I have left the good news for last. Not all Republican governors have bought into the dimwitted notion that they can tax their states back to prosperity. In Minnesota, the newly elected Republican governor Tim Pawlenty has crafted a budget that essentially freezes state spending in the first year and dares the legislature to try to raise taxes.
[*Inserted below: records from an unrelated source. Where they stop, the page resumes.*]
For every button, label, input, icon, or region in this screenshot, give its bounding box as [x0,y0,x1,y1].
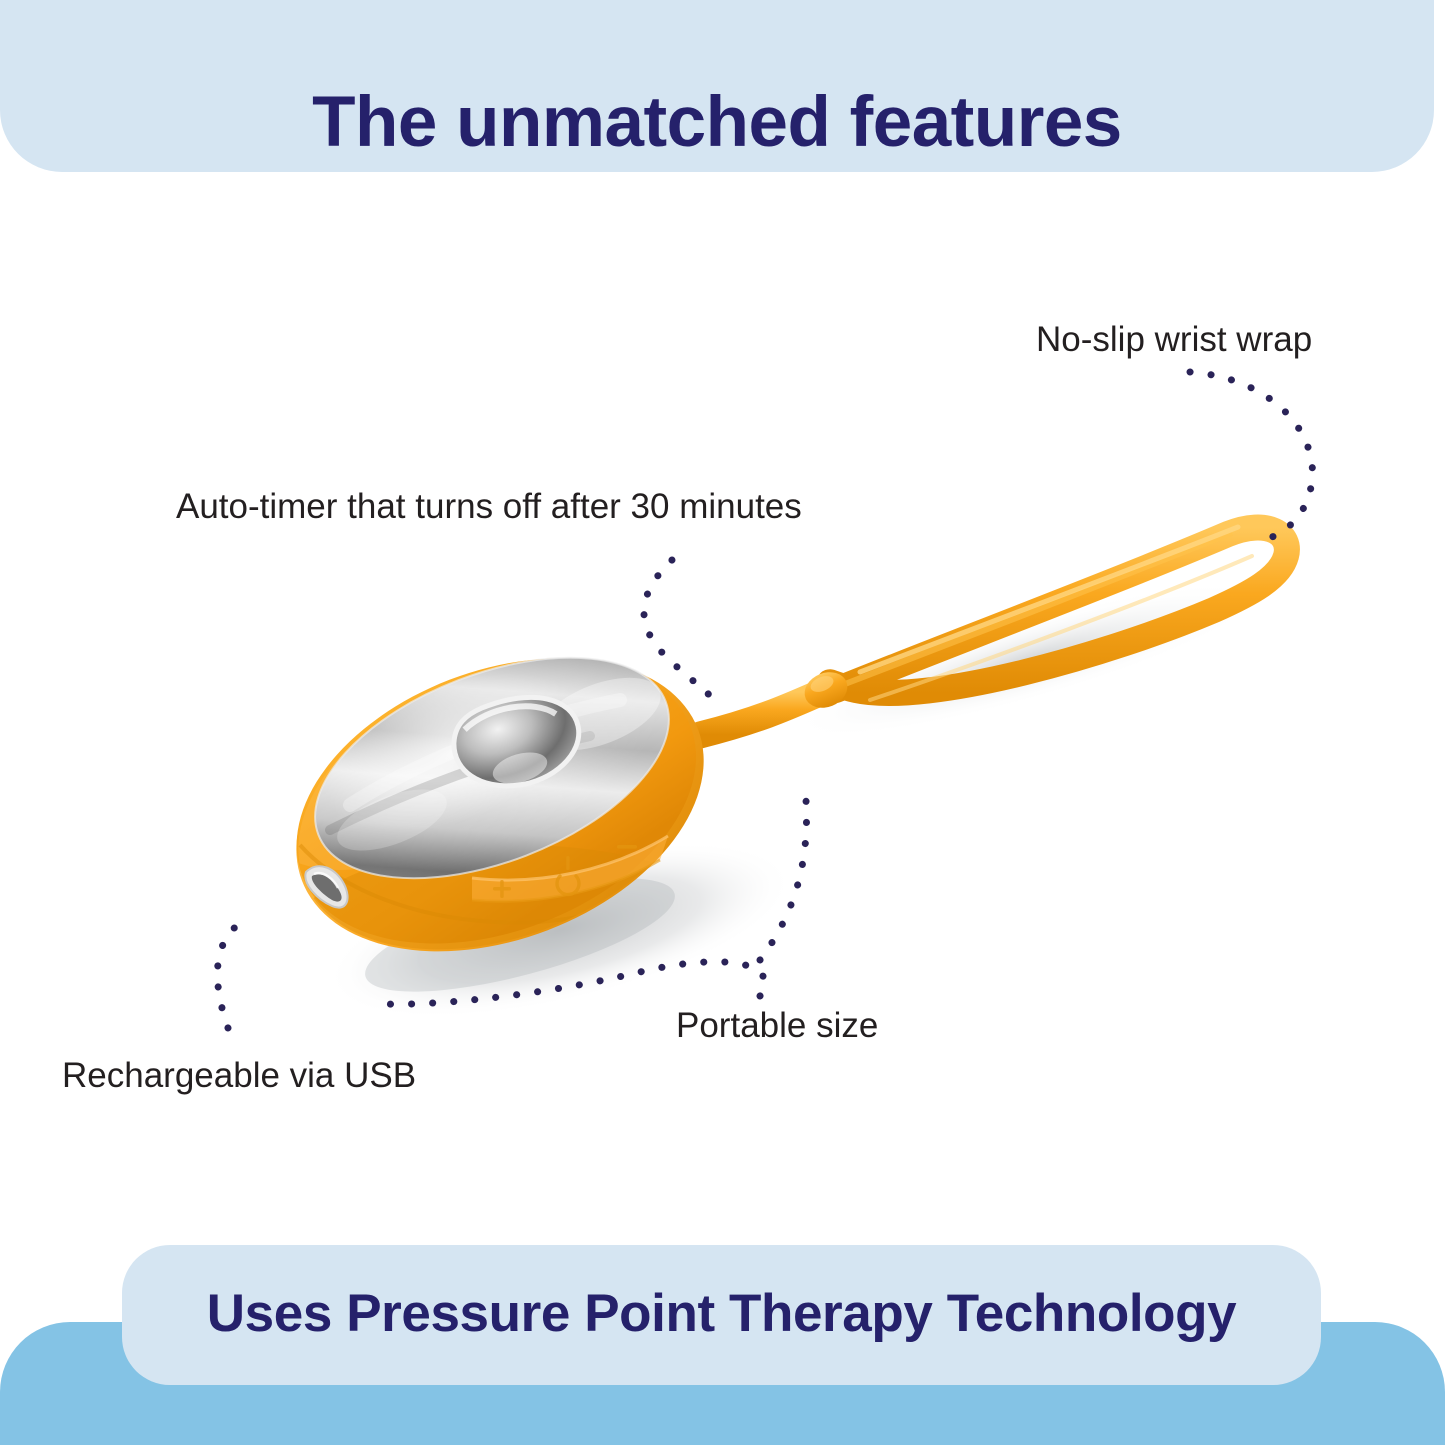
callout-label-auto-timer: Auto-timer that turns off after 30 minut… [176,487,802,527]
connector-lines [0,0,1445,1445]
callout-label-portable-size: Portable size [676,1006,878,1046]
callout-label-no-slip-wrist-wrap: No-slip wrist wrap [1036,320,1312,360]
infographic-page: The unmatched features [0,0,1445,1445]
connector-no-slip-wrist-wrap [1190,372,1313,538]
connector-portable-size [382,962,765,1004]
connector-portable-size-upper [760,800,807,960]
footer-tagline: Uses Pressure Point Therapy Technology [122,1283,1321,1344]
connector-rechargeable-usb [217,918,248,1028]
connector-auto-timer [644,560,709,694]
callout-label-rechargeable-usb: Rechargeable via USB [62,1056,416,1096]
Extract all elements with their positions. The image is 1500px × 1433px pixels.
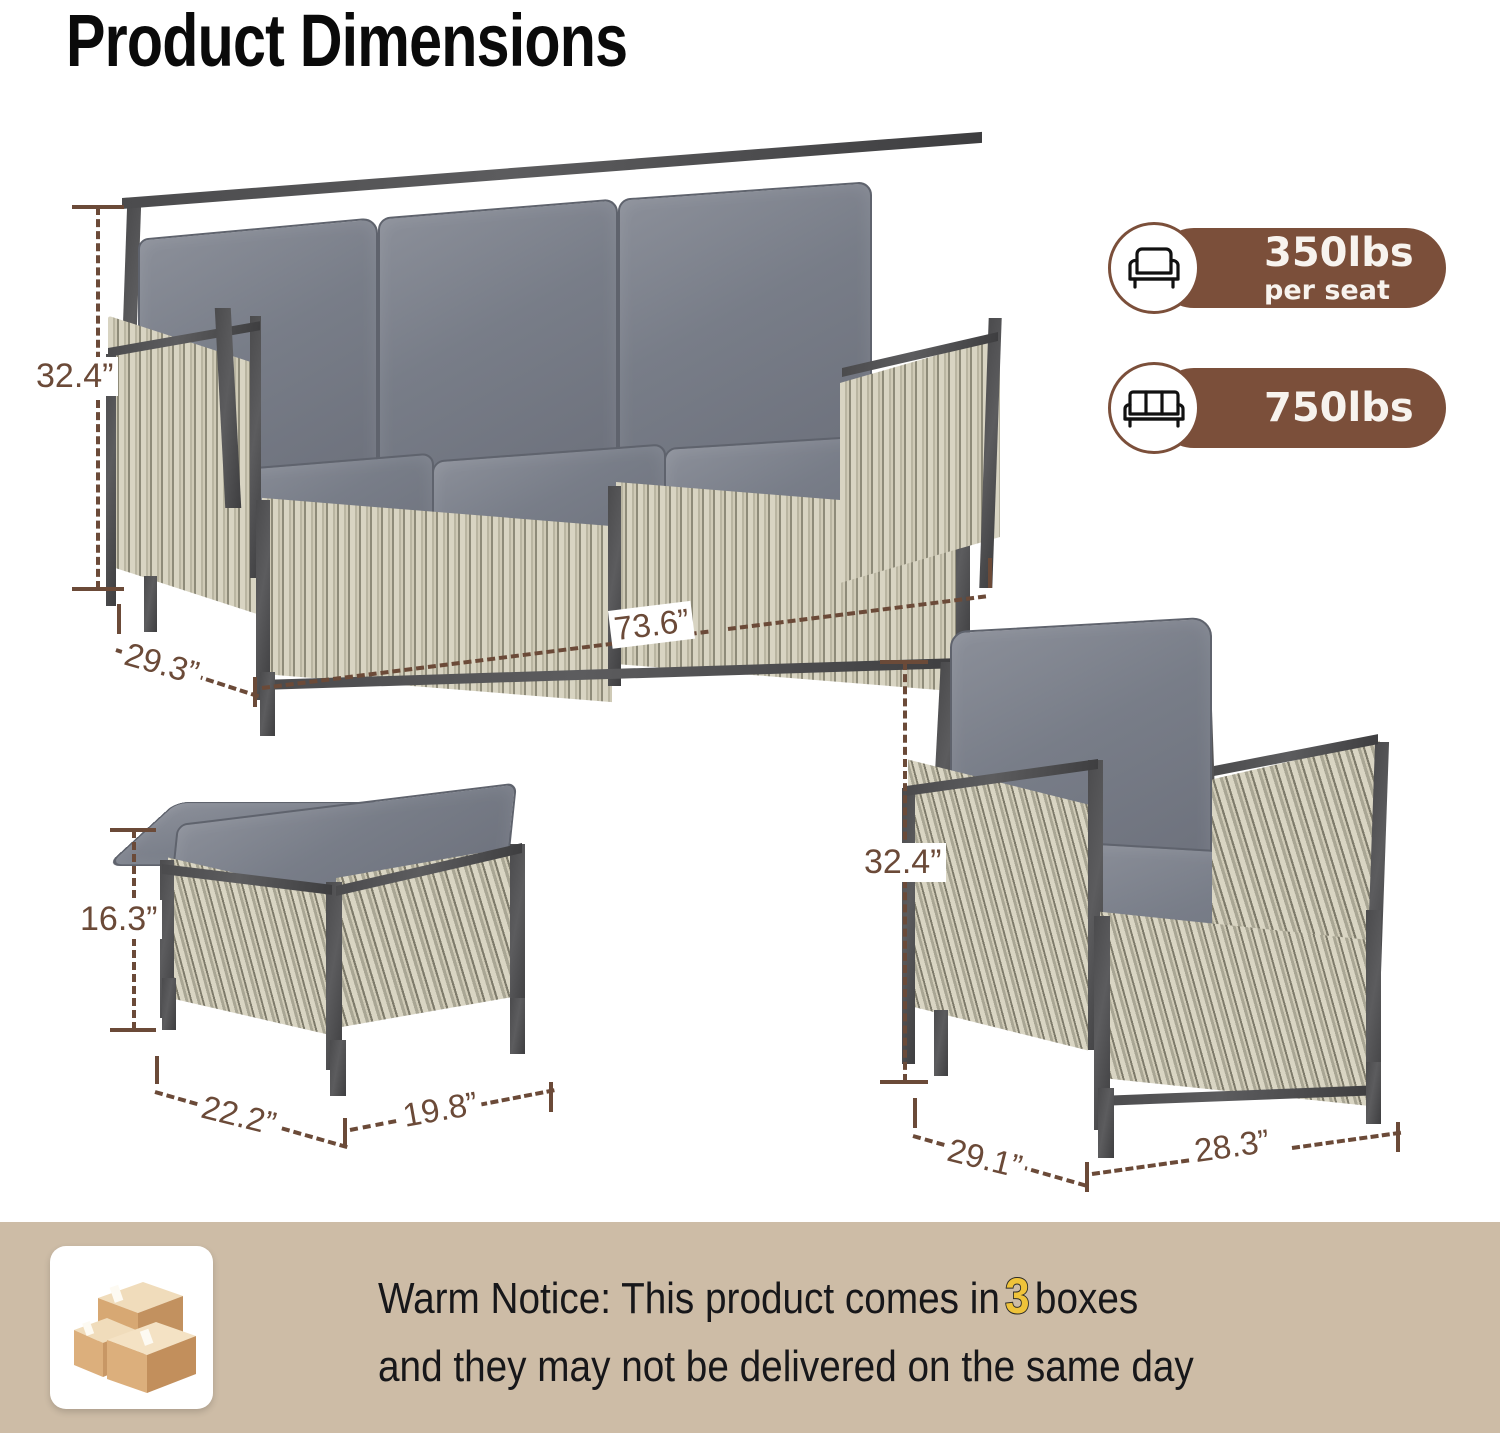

Another fresh face, Mark Sanford of South Carolina, is installing the first down payment on his plan to phase out the state income tax, despite inheriting a gargantuan deficit.
Meanwhile, the nation’s two most fiscally conservative governors (and the GOP’s fastest-rising political stars in recent years), Jeb Bush of Florida and Bill Owens of Colorado, remain as immovable as ever in their opposition to new taxes. “How can tax hikes solve the fiscal crisis in the states,” Owens asked me in an interview, “when the budget problems are a result of chronic overspending?” Meanwhile, in Tallahassee Jeb Bush is pushing forward with the final phase of his $5.7 billion tax cut and notes that despite those tax cuts, Florida’s bond rating has improved from AA to AAA. “As I look around the country,” Bush observes, “I can’t help but notice that the states that have enacted big, broad-based tax hikes are in the worst fiscal shape of all.”
If Jeb’s Republican colleagues don’t start to digest that lesson soon, they might not be governors for long.